Gail "Lucky" Cross was a very good pilot in an era when human beings didn't have to be any such thing. She enjoyed it, practiced it, played with it, and that ability had paid off more than once. How could you figure out just how to tell a robotic pilot what they were proposing to do here? Or trust it to do it right?

Cross was actually a robotic engineer, the chief of salvage operations for the Stanley, and the one who would do the instructions and supervise the salvage operation once it was crunched and the method determined. She had hair so short she sometimes seemed bald, was twenty kilos overweight and had a voice that was almost dead even between a very low soprano and a foghorn, and swore like a sailor.

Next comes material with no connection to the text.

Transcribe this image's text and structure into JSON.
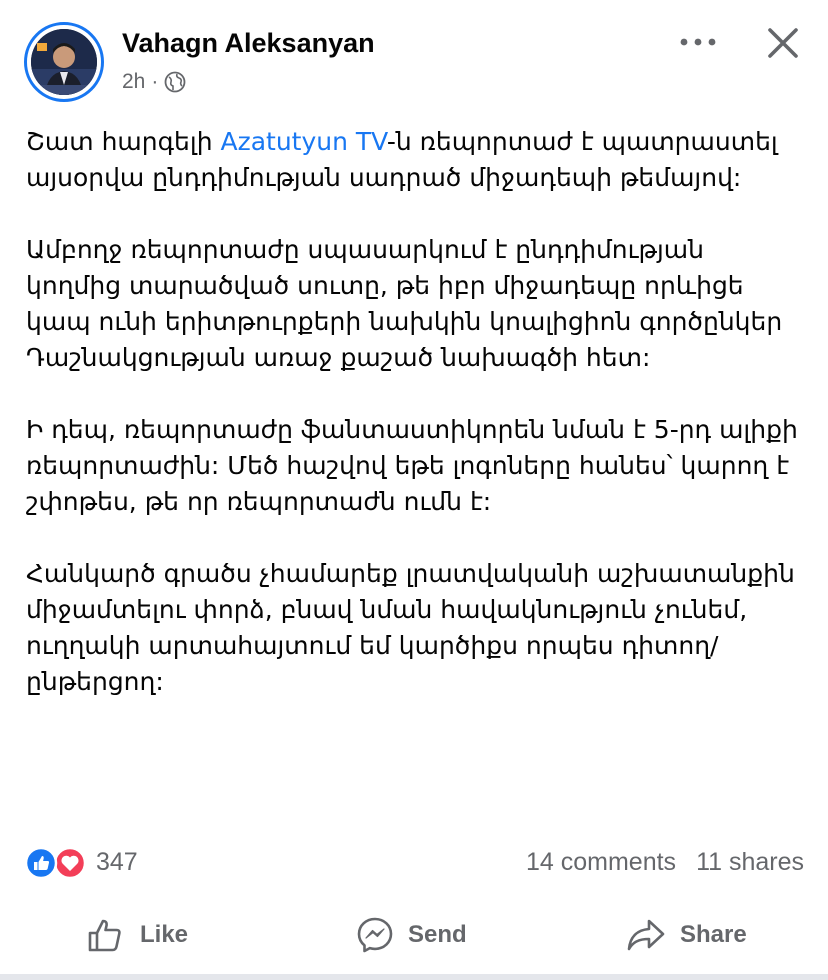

She was a Character with a capital "C" and she loved it.

Still, this would be as close and exacting a job of piloting as she'd ever done, and nothing for which she or anyone could have practiced. With the wind and minimal clearances it would be a job nobody else would consider doing, too.

Which was, of course, why she was clearly having the time of her life.

"Move on back, you mothers!" she shouted, taking over com control. "Ease back! I'm totally manual here and it's bucking like two dogs in heat!"

"Moving back towards you," Nagel told her. "Sounds like our friends are right below us inside the greenhouse, so we've got to do this on one pass."

"You got it. I won't be there when you arrive, but you tell me when you pass the last ladder and hold up there. I'll have two hooks out and it's gotta be fast and dirty!"

There were noises below, as if something was pacing them and pushing things out of the way to make sure they kept up. They couldn't be part of the slug or whatever it was; too small and too independent, Randi reasoned as they made their way back along the roof catwalk. And they had some use of tools. Whatever had consumed the others here couldn't have imagined tools; otherwise they would have had no problems penetrating the full body suits of those others. A third player? Something else as well? Something that survived, perhaps, or was working with the slug? It made no sense, but this job had gone sour from the start and all she wanted now was out of it. Later, in safety, she'd worry about the questions and look for answers. The crew wasn't about to abandon this mother lode of salvage unless they were forced to; they would address the questions when circumstances allowed. Most jobs had to be financed with mortgages on the ship and ground-based prior salvage in the yards left back home. Come home empty, and you lost both.

"We've passed the last ladder," Nagel reported. "Now, come and get us!"

"Stay close, arms up!" Cross ordered. "We may not get two passes! If anything, this damned wind is kicking up more! Just listen to my count! I have you on my scope. Five . . . Four . . . Three . . . Two . . . One . . . Now!"

Out of the swirling dust cloud came a dark but familiar shape, an egglike oval with a ring around its center and an aircraftlike tail rising seamlessly out of its back. It was going to and fro so much it almost disoriented the two stranded on the roof; even with the help of the entire system, Lucky Cross was having a really rough time, now even rougher as she came in low enough to the greenhouses that a severe downdraft might well bring the shuttle crashing into one of the roofs.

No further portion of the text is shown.